Monthly Brief May 2018 – Global Economic Growth: Still Synchronized?
European political turmoil and renewed trade war rhetoric… May did not conclude with the tone of an “up” month for US equity markets. Yet, despite the final week, the S&P 500 Index posted a positive month for May. As a generally upbeat earnings season wound down, investors were shifting attention to the next “thing” and politics were readily available. Following a general election, the new Italian leadership threatened to take an anti-European Union stance, resulting in investors selling first and asking questions later. The perceived jump in risk quickly moved Italian interest rates higher, reverberating across global markets, and near-term caution replaced optimism. Not coincidentally, this upheaval was followed by the new Italian leadership’s rethinking their plans and, as the tone shifted to a more palatable path, local markets began to calm. Yet, the cautious global mood change persisted through month-end. The US dollar had strengthened, and US interest rates declined as investors sought the relative safe-haven of US Treasuries. While the markets appeared to have digested these events by month end, it was indicative of the prevailing sentiment – rising uncertainty. In this case, despite global economic data continuing to be viewed as a net positive, uncertainty regarding political events has served to call future economic growth rates into question, leading to investors reassessing their appetite for risk-taking. This is not necessarily a precursor to near term declines, but is often associated with choppy, sideways equity markets.

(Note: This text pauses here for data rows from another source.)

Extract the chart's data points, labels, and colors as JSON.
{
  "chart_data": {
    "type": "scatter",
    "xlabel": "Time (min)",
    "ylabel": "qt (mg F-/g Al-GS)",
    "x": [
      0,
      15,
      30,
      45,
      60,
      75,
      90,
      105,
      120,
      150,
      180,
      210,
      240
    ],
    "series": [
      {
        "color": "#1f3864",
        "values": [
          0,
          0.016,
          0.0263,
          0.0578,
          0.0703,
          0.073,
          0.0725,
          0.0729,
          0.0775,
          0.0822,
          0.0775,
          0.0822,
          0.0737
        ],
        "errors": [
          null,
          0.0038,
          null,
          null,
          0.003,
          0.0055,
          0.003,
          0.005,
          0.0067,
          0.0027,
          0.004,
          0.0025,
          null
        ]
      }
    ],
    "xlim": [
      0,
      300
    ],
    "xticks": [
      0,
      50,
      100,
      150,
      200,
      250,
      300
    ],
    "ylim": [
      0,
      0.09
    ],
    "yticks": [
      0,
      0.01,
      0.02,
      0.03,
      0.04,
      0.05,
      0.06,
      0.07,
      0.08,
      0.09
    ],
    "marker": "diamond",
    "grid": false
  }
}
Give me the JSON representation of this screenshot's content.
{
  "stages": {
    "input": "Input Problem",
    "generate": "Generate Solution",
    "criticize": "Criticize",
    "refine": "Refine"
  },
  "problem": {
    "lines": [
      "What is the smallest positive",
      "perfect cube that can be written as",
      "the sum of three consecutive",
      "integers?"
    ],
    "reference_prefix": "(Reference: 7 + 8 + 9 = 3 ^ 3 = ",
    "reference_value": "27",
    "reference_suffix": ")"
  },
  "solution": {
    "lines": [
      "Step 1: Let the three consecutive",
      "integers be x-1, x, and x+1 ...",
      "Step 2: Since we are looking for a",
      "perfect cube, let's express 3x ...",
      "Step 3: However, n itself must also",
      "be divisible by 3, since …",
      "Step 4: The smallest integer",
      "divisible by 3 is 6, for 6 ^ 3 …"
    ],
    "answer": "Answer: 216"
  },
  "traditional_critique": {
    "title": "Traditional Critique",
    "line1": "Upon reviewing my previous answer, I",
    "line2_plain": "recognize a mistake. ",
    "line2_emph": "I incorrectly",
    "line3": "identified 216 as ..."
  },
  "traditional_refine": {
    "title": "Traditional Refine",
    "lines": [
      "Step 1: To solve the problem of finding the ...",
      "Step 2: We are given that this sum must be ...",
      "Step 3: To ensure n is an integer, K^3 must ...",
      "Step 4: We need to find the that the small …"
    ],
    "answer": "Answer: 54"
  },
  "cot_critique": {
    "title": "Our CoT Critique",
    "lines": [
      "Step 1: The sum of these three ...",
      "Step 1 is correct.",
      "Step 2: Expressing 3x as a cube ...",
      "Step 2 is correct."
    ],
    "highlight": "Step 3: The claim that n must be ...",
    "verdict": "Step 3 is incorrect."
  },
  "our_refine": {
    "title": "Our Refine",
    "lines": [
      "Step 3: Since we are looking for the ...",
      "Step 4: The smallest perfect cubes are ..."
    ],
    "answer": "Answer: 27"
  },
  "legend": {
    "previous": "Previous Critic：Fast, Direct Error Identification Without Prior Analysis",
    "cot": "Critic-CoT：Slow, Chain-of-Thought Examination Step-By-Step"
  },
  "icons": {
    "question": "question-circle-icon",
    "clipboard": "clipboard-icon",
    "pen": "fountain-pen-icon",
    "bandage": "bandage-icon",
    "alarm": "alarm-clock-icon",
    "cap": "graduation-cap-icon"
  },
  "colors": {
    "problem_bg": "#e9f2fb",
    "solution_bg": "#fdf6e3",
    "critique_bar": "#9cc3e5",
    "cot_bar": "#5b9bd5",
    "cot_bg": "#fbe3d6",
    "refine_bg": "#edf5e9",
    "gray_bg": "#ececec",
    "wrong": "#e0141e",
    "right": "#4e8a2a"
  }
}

CHART OF INTEREST – GLOBAL ECONOMIC GROWTH: STILL SYNCHRONIZED?
During the current leg of the equity bull markets, one narrative often referenced as supporting further gains has been the case for “synchronized global growth”. This dynamic can be very powerful for financial asset values and the breadth of growing economies has indeed helped to support equity market gains. While global growth has been positive, investors are always assessing the probability of current conditions continuing into the future. A widely used gauge for this are the Citi Global Economic Surprise Indices provided by CitiGroup Global Markets, Inc. These indices measure how current economic data reports are exceeding or falling short of expectations (not necessarily if growth is positive or negative), with net positive reports providing a reading above zero and net shortfalls falling below. Of course, positive surprises tend to support equity markets while negative surprises can often lead to a rethinking of portfolio positioning.
This chart compares the US Index and the Eurozone Index. In mid-2017, amidst a backdrop of both trade policy and tax reform concerns, US economic data struggled to keep pace with the levels of optimism. But as the index rebounded mid-year, investors comfort with continued growth culminated in a strong fourth quarter for equity markets. Now it appears to be the Eurozone’s turn to call into question the persistence of current economic growth rates. With political issues in the spotlight, economic strength has recently been unable to meet expectations, dragging the index below zero. This, in part, reflects one aspect of why equity markets have struggled to continue their advance. And, these indices will continue to be watched closely as one variable that can help investors assess future opportunities and risks.